The list of potential challengers to Larry Hogan for the governor's seat in the 2018 election seems to be growing by leaps and bounds almost weekly, and from my viewpoint none of those who have declared are of sufficient timber to unseat the very popular incumbent.
The latest entrant in the race is Krishanti Vignarajah, a resident of Gaithersburg in Montgomery County. She is an Ivy League-educated lawyer who was a policy director for former first lady Michelle Obama. She has laid out a progressive and aggressive agenda of generally very popular items for the voters to consider. The question of whether she qualifies as a resident under the rules in the state constitution is an important consideration at this point. It seems that she was registered and voted in D.C. as well as being registered in Maryland during her time at the White House. That could be a major stumbling block.

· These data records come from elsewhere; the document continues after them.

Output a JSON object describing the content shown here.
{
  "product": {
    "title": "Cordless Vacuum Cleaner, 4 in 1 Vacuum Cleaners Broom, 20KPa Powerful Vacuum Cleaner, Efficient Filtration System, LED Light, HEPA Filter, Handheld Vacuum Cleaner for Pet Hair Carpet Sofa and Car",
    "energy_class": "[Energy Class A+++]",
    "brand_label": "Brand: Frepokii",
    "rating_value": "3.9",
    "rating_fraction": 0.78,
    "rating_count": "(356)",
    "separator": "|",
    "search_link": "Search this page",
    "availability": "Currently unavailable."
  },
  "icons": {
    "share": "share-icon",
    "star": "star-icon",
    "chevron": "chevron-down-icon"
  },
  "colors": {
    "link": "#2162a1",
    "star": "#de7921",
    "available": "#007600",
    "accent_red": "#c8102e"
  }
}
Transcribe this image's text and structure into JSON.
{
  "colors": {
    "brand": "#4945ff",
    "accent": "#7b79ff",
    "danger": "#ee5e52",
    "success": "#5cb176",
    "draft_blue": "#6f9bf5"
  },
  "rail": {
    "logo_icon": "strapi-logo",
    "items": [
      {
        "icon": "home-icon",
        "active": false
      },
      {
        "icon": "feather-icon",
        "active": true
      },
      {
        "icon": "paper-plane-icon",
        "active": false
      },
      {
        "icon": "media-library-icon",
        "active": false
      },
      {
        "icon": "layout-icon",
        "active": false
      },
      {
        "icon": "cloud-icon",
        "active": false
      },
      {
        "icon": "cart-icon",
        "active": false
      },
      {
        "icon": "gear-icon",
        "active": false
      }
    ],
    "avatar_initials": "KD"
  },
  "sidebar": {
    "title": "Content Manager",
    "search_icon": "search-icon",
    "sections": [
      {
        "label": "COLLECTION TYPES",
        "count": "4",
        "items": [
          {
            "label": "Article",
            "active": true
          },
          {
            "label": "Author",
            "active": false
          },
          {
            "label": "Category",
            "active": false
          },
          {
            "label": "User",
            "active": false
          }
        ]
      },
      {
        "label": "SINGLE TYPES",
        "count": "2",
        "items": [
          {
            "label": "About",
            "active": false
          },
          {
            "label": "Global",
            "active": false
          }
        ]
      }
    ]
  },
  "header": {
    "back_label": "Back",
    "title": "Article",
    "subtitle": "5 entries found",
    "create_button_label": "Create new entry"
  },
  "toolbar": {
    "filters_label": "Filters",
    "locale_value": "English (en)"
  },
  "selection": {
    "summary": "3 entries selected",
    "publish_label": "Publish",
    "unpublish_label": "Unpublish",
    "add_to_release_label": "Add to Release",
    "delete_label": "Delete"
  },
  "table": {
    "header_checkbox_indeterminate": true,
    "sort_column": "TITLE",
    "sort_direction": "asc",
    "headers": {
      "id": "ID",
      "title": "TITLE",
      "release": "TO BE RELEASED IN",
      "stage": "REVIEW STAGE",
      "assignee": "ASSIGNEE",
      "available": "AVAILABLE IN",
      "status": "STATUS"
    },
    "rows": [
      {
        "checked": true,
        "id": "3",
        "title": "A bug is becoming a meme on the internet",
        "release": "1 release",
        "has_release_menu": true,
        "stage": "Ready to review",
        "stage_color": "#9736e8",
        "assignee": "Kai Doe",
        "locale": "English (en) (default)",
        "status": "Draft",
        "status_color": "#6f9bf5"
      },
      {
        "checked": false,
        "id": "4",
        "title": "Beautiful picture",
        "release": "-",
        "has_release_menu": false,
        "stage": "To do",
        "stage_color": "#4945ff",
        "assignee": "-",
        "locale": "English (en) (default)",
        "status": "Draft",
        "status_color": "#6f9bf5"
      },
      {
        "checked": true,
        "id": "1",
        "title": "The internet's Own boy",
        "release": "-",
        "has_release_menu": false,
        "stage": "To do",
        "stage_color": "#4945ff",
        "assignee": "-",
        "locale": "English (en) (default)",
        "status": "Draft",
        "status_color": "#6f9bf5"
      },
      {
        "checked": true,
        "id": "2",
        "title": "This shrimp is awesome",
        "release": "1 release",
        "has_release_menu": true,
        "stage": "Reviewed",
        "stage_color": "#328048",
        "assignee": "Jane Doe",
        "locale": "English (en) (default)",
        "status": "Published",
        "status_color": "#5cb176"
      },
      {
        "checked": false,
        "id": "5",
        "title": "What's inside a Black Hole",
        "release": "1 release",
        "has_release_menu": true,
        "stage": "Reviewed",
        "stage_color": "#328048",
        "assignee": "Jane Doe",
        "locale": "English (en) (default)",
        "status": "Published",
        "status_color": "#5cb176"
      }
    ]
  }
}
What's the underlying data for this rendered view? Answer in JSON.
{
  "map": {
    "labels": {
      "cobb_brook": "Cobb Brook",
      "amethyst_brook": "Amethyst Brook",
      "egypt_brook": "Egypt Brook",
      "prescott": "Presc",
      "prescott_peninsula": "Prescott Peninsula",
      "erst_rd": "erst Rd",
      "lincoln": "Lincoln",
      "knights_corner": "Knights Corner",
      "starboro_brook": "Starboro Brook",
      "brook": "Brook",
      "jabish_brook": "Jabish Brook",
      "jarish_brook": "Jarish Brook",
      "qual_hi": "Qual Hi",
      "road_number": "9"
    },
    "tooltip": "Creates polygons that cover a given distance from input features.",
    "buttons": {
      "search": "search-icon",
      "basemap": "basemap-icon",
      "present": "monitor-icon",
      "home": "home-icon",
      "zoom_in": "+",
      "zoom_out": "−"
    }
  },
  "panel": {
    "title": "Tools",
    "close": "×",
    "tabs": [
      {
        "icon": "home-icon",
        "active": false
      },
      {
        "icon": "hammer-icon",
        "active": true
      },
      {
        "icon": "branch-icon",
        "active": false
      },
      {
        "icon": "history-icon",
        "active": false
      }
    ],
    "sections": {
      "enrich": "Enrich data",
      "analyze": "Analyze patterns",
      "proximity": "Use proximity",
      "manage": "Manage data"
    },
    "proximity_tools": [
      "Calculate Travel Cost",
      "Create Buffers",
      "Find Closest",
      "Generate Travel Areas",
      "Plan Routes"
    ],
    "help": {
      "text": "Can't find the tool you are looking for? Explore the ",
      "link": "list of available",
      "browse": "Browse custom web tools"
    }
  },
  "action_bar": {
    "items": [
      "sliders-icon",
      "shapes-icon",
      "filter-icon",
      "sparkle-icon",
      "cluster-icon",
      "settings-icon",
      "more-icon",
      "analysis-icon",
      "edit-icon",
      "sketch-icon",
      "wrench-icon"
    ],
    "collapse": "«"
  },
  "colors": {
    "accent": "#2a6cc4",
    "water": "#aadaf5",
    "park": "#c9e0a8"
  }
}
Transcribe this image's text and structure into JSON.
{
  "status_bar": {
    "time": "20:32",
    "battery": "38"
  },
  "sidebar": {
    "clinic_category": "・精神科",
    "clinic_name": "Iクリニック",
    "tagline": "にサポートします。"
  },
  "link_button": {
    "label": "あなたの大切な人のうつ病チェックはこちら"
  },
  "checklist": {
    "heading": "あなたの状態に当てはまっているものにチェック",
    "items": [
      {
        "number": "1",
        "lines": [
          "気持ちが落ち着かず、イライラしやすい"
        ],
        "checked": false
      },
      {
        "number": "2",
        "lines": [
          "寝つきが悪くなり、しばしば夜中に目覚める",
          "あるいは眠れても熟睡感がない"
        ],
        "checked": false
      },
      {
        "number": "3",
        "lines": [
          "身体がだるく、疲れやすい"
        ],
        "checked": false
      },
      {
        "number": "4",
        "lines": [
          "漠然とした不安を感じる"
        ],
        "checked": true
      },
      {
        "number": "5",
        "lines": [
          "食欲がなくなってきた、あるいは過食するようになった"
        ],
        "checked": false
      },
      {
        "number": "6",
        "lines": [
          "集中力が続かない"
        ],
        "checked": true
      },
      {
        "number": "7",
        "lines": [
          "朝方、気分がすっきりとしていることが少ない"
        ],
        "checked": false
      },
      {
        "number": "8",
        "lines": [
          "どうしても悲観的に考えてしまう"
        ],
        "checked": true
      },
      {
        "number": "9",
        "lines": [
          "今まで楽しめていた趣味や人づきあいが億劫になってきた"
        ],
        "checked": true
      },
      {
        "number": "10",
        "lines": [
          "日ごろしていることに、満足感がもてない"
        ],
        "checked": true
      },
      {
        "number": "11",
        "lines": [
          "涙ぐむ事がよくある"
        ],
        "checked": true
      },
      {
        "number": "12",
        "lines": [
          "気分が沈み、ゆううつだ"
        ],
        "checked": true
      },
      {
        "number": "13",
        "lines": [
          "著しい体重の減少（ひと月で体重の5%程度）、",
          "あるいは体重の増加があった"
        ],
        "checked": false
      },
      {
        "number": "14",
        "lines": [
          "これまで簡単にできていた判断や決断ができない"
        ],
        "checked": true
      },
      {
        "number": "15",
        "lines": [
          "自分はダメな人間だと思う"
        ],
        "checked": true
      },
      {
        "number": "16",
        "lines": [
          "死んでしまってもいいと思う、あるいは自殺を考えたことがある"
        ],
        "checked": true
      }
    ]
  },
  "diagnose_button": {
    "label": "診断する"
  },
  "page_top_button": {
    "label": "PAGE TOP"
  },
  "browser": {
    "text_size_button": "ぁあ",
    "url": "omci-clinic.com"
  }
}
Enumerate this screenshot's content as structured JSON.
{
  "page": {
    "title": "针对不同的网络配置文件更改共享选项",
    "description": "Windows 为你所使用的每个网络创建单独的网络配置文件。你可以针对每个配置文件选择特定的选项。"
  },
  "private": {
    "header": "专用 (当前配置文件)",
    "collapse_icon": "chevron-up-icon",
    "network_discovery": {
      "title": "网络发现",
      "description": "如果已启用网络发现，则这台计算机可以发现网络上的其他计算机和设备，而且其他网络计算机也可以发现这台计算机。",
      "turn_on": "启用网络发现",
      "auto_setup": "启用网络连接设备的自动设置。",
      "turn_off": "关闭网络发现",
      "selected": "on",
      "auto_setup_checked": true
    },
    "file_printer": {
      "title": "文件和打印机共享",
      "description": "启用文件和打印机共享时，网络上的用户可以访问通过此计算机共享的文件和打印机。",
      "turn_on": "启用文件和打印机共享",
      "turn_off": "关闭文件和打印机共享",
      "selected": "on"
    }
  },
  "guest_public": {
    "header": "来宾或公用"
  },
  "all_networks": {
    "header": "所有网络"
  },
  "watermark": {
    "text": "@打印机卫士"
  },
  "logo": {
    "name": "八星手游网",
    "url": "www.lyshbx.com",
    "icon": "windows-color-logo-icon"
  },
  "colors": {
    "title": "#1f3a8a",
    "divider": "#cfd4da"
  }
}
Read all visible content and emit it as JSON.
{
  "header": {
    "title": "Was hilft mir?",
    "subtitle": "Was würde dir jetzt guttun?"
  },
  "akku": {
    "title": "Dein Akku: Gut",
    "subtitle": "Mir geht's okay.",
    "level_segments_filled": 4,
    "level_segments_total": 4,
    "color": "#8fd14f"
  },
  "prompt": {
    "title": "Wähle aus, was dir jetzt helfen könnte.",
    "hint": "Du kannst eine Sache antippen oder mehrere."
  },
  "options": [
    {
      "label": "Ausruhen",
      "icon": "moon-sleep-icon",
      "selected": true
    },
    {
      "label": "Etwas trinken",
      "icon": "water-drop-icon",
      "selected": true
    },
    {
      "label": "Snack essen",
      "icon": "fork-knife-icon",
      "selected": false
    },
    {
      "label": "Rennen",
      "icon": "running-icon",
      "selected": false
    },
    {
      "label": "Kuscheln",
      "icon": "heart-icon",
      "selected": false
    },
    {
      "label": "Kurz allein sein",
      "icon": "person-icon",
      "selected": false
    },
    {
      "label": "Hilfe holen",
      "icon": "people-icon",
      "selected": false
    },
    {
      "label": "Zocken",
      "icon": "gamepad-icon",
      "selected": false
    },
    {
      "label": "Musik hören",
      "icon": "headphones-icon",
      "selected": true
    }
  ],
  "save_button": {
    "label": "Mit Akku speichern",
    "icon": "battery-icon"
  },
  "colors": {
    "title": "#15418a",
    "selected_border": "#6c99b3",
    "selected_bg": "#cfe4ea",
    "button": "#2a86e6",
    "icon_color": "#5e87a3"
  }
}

The most familiar to me is Kevin Kamenetz, the current county executive of Baltimore County. At this point he isn't overwhelmingly popular in his own county over decisions on school construction and repairs, double dipping on county pensions and more, so garnering support from the far reaches of the state could be a problem as is his misstep around the email that encouraged county employees to attend his announcement press conference.
Prince George's County Executive Rushern Baker and state Sen. Richard Madaleno may be well known in their locales, but they, too, will have a tough job getting recognized around the state. As well, they haven't publicized very well their hopes and dreams for their terms, if elected.
Ben Jealous, the former head of the NAACP may have a recognizable name, which is a plus that most of the others don't have, but his association with the NAACP could be a negative to some. He, too, has not put forth his policies and agenda.
Alec Ross and Jim Shea, the former an author and tech entrepreneur, and the latter a lawyer and former chairman at the Venable firm, are completely unknown entities outside of their close circle of friends, associates and supporters. These two, at this point, have the highest hill to climb to become considered as serious candidates.
As one who has to pick one of these in the primary, it disturbs me some that all are either from the D.C. suburbs or the Baltimore region. Isn't there a relatively well known Democrat from the Eastern Shore, Southern, or Western Maryland who could get enough support to at least mount a serious challenge to this group and to the incumbent?
To be honest, I'll probably vote to keep Hogan in the Government House if these are the choices for the primary. The governor has done well, in my humble opinion, and except for the cancellation of the Red Line transit proposal, which had federal financial support promised, I've agreed with the direction of his administration. He gets an "atta boy" from me.
All Democrats in the state need to examine these candidates, and any others who may decide to throw their hats into the ring as the primary nears. If the party has any hope of recapturing the governor's seat they'll need a strong and positive campaign. Trying to tie the present governor to the generally unpopular president won't get them many votes as I see it since Mr. Hogan distances himself from Mr. Trump and Congress whenever they propose things that are not in the best interest of our fair state and its citizens.
The silly season is just beginning and won't be over until June. Hold on to your hats, it's going to be a wild ride. Then we're in for more during the campaign for the general election. Keep smiling; it only confuses your enemies.